The broader Edison report makes that clear, too. Sixty-four percent of Latino monthly podcast listeners said having more podcasts about topics they are interested in would increase their listening. And among Spanish-language listeners, culturally connected factors play an even bigger role.

That is a major clue about where the market still falls short. Latino audiences are already here; they are already listening. The next logical step should be to give them stories, hosts, languages, and points of view that actually reflect how they live.

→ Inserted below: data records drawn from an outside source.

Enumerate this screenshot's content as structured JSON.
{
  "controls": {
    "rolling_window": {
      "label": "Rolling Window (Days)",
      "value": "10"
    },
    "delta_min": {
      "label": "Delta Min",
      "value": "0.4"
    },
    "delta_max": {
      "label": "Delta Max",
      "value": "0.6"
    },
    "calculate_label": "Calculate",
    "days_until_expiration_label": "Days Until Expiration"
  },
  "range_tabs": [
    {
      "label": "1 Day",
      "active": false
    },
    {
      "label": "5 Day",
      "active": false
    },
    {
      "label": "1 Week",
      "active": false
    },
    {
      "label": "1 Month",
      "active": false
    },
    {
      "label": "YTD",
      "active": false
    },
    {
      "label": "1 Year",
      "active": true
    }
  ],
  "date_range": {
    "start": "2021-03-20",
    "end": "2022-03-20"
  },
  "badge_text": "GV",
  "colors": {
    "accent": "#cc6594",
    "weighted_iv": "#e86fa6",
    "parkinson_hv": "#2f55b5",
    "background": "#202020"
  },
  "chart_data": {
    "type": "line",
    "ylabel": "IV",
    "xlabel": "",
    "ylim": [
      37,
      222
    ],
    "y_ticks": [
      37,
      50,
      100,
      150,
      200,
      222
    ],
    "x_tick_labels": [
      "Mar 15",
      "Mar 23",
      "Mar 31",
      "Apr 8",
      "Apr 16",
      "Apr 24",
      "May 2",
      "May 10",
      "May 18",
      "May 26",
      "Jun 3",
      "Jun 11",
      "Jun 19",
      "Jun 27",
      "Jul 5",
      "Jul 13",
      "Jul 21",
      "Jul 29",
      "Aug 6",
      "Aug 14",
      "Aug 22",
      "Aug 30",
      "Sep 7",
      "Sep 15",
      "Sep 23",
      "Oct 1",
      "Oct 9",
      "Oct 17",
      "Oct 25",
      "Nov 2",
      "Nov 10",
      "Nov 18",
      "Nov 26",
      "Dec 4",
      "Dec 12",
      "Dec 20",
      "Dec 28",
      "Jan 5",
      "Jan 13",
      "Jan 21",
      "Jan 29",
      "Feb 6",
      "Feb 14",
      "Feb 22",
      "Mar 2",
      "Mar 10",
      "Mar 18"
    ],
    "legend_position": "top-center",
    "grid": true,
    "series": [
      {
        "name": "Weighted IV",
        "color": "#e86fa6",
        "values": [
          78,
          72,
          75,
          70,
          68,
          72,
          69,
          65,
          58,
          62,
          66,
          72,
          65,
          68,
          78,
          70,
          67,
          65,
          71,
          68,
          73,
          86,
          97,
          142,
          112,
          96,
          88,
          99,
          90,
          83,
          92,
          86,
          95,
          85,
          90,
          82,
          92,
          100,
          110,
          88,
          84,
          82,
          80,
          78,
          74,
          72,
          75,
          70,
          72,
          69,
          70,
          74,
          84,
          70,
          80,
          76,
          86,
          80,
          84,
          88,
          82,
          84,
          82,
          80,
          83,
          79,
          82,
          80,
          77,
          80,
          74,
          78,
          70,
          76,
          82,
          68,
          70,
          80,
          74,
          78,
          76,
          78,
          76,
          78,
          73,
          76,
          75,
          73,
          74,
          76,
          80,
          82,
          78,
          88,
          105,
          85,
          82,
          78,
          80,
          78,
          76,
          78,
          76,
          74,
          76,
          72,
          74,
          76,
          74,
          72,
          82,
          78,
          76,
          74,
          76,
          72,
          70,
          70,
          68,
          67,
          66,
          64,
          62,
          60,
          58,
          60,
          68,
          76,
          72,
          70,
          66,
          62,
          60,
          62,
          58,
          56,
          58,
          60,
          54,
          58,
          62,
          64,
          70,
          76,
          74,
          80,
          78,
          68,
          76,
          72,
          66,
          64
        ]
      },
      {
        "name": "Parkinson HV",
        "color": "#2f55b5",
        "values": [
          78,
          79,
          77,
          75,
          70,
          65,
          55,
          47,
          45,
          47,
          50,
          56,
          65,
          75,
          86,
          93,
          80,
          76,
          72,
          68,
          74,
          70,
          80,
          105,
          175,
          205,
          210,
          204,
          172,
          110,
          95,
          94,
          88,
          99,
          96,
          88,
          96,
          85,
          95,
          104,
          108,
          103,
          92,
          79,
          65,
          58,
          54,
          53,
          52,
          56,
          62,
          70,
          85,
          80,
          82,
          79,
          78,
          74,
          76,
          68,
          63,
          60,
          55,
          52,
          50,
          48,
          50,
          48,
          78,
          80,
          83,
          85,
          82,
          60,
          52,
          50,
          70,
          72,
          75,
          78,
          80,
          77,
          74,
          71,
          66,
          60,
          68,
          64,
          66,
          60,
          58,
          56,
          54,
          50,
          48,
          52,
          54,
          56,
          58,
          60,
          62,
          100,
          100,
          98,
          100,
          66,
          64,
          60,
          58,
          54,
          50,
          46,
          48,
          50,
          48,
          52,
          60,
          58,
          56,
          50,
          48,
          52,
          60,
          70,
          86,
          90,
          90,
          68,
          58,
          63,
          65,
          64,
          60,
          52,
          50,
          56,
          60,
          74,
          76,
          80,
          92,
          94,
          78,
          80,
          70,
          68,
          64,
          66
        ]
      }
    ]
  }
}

Ownership is the fight inside podcasts now

That is why Black and Latino founders building their own networks matter so much. Axios points to Charlamagne Tha God, who founded the Black Effect Podcast Network in 2020 to create what he called the “BET of podcasting,” a long-term home for Black-owned shows. The network has since grown into a major presence, with its annual Black Effect Podcast Festival serving as both a visibility engine and a statement about who should control Black audio storytelling.

Axios also highlights Washington-based entrepreneur Angel Livas, who launched Alive Podcast Network in 2022 with two shows and now hosts more than 100 podcasts across platforms, including Apple TV, Roku, Fire TV, and Samsung TV. The network uses a subscription model where half of the $4.99 monthly fee goes to a creator selected by the listener, and Livas is opening Alive Studios as a production hub in downtown Washington.

Livas told Axios, “We’ve spent years helping creators build their shows. Now the focus is making sure they have a platform where they can actually own what they create.” Then she added, “The future of podcasting isn’t just distribution. It’s ownership.”